Sometimes is better for us to let go something that we hold too tide in our hand, than holding them with us, but nothing going to change.
The happiest and blessing thing in my life is, I thanks god that given me such experiences.
Experience in loving the people around me.
Experience in being loved by the person that I really care.
Experience in forgive people that willing to have a change.
Experience in tolerates in every kind of relationship.
Experience in tearing my own heart into pieces and puzzled it back into a heart shape.
What makes me in thousand or million pieces, they will come back with sincerity.
Because each piece of mine, sparkling and shining into their eyes.
Eyes seen something that we never dream about, and we start to believe.
Trust, is the forever key of our pandora box. =)
Look, why am I sound so different today?
Are you guys curious why am I being so optimistic after such a long time never touch on my blog?
=D
Glad to share, I learnt something again ;")
Few months ago, every morning I wake up, I worry that I missed out something, or I lose something.
I always says "I lose something very important in my life that I couldn't hold it tide".
Guess what, at that moment and after, I really want to hold it tide.

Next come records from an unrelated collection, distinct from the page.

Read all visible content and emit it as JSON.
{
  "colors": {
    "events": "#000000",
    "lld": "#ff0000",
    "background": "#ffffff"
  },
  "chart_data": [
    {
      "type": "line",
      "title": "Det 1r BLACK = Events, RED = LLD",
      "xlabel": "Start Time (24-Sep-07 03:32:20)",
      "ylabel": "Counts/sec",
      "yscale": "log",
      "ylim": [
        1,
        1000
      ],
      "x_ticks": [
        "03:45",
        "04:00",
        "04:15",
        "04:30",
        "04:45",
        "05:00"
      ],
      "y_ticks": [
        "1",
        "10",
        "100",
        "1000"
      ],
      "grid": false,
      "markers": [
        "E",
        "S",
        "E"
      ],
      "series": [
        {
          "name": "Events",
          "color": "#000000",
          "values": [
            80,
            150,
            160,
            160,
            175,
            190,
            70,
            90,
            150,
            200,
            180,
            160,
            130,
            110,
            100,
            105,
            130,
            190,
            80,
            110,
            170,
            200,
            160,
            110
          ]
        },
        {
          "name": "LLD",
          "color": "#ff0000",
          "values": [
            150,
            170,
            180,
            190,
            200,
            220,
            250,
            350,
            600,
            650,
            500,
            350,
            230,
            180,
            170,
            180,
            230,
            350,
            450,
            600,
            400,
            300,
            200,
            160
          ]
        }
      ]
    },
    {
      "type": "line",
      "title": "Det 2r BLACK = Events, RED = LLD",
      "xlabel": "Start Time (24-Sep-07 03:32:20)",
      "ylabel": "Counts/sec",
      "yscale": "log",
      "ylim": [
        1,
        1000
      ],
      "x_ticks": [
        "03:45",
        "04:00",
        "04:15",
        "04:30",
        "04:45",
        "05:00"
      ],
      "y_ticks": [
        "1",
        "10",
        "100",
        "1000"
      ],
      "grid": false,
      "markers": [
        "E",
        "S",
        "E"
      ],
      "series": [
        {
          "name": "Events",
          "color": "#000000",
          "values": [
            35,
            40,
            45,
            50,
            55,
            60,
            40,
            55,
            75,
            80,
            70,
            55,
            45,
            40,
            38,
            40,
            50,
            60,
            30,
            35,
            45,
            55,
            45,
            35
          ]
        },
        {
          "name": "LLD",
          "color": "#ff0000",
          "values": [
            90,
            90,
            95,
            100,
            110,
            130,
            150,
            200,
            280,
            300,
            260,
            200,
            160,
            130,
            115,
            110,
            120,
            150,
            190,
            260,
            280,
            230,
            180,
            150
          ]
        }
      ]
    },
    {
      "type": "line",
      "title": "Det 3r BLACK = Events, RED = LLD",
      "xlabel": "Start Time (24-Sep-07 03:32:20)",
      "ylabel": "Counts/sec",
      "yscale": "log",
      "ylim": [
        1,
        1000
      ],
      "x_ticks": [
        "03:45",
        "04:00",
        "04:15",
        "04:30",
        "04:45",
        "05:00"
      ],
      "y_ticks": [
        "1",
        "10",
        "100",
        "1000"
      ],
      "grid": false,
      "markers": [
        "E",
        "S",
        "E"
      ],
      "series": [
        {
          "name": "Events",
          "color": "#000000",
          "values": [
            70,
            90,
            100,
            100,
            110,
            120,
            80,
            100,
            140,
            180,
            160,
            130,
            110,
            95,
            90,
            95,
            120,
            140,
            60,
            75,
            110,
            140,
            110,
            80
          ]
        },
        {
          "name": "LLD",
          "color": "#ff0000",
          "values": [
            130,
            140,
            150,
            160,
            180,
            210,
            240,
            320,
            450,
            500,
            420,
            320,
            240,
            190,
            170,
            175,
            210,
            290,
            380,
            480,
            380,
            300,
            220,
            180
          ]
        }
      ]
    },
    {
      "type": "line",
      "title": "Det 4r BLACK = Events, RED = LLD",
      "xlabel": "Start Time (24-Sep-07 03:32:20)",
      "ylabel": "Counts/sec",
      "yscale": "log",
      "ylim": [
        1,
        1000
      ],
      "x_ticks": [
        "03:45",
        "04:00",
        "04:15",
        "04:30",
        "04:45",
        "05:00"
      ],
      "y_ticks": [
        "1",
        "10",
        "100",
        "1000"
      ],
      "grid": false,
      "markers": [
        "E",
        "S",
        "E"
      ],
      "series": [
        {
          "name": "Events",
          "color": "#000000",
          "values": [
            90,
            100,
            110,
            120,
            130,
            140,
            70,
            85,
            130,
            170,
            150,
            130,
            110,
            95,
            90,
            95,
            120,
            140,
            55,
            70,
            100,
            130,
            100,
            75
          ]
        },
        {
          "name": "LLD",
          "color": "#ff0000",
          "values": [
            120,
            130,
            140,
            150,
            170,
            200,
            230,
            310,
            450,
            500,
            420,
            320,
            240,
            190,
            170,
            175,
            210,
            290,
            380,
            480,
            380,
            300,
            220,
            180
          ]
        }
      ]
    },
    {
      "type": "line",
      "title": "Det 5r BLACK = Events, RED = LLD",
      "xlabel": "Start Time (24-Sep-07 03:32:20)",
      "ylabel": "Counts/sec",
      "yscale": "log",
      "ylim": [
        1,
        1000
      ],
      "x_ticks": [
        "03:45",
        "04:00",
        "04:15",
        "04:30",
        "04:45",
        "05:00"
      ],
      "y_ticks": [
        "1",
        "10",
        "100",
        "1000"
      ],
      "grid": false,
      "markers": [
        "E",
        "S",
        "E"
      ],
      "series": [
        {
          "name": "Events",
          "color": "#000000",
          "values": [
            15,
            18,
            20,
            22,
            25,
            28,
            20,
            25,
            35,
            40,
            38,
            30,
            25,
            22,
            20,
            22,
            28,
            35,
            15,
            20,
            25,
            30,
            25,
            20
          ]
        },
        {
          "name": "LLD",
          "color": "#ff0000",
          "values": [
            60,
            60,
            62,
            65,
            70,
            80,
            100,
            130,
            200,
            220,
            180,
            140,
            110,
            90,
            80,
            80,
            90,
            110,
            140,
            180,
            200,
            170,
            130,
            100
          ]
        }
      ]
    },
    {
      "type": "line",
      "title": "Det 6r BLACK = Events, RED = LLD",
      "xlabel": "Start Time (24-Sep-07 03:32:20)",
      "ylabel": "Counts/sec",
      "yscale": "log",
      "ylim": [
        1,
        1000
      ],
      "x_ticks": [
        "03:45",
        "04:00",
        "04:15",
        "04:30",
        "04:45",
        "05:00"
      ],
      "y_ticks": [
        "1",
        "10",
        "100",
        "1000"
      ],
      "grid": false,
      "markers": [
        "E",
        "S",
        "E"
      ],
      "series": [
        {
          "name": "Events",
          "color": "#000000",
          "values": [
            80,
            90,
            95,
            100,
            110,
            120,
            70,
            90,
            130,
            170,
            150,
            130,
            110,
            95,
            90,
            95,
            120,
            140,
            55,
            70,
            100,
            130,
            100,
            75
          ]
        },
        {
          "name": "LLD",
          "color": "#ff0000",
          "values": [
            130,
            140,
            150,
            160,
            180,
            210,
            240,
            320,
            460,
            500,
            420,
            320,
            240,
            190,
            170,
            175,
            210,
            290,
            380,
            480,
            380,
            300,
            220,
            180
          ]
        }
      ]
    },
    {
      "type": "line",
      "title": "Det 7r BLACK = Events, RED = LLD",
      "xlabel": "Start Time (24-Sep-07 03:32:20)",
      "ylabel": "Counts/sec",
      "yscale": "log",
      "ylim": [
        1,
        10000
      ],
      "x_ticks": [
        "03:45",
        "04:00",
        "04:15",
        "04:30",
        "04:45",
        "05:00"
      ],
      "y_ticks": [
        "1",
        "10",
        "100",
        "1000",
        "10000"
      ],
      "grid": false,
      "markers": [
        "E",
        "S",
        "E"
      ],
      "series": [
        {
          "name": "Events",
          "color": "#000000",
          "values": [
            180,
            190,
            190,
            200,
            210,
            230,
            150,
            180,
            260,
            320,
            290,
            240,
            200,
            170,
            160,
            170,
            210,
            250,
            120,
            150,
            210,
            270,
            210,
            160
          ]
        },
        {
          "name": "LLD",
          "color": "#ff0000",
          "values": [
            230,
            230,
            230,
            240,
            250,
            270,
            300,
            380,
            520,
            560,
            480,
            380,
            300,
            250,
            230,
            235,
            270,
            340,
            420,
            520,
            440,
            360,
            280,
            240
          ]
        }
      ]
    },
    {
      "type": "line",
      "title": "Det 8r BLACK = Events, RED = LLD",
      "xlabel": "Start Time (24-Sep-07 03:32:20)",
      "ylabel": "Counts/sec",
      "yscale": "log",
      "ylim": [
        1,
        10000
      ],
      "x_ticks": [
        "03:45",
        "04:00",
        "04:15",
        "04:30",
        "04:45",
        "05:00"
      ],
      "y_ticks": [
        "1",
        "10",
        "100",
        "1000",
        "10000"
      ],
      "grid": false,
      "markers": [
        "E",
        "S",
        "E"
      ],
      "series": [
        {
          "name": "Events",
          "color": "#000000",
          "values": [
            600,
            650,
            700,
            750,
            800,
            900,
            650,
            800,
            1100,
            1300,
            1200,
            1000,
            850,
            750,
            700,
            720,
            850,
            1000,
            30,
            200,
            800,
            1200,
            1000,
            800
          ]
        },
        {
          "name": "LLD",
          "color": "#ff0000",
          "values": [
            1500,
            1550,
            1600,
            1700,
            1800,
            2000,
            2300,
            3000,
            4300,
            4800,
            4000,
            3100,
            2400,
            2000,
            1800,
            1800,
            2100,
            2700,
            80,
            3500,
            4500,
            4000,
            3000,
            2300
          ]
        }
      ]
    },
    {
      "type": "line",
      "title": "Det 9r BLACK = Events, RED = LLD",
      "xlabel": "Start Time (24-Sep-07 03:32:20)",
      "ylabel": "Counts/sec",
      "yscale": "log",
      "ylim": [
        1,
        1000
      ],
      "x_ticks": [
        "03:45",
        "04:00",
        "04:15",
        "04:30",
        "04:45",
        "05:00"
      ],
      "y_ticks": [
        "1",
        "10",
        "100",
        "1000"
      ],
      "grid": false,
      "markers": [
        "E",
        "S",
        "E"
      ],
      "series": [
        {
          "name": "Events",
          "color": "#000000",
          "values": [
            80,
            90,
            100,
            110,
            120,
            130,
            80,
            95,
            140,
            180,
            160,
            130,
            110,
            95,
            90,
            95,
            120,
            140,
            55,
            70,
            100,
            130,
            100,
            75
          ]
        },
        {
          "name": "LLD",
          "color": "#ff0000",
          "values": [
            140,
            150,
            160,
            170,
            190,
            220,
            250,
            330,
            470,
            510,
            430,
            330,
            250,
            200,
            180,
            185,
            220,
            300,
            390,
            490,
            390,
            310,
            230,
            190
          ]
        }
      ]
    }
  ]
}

Unfortunately, there's something call "impossible" in our life.
Like 2 parallel lines, they will never have chance to meet, they only got rights to looking at each other face to face.
It's so cruel.
Like, we looking at a favourite handbag, but we are not affordable to have it, force to give it up, and someone pick'em up, bought them, and love them.
We just look at 'em.
For me, that's already a killer.
A knife that cutting my hearts into pieces.
So true, I never want to have that feel.
However, I still always have it, at the time I am still dreaming.
Still remember that, there's a very sad morning that I awoke and realized that, it was just a dream.
The dream that never come true.
Opened up my eyes, look around...
There's a very very familiar sleeping face lying beside me.
And, I'm on his arm.
Since that moment, I knew that something that never comes, we may lead them to our dream.
Even though its not come true, but still we remain theirs beautiful and gorgeous.
I am so bless to have everything right now.
A very strong arm to lean on, a very familiar face to look at, a very warm hug to have, a very playful life I have.
That's when the time That I really awoke from a sweet dream.
Although it will never come true anymore, i know it is somewhere in my heart, in my mind.
When it is missing me, it will knocking my dream door, and come into my dreaming life.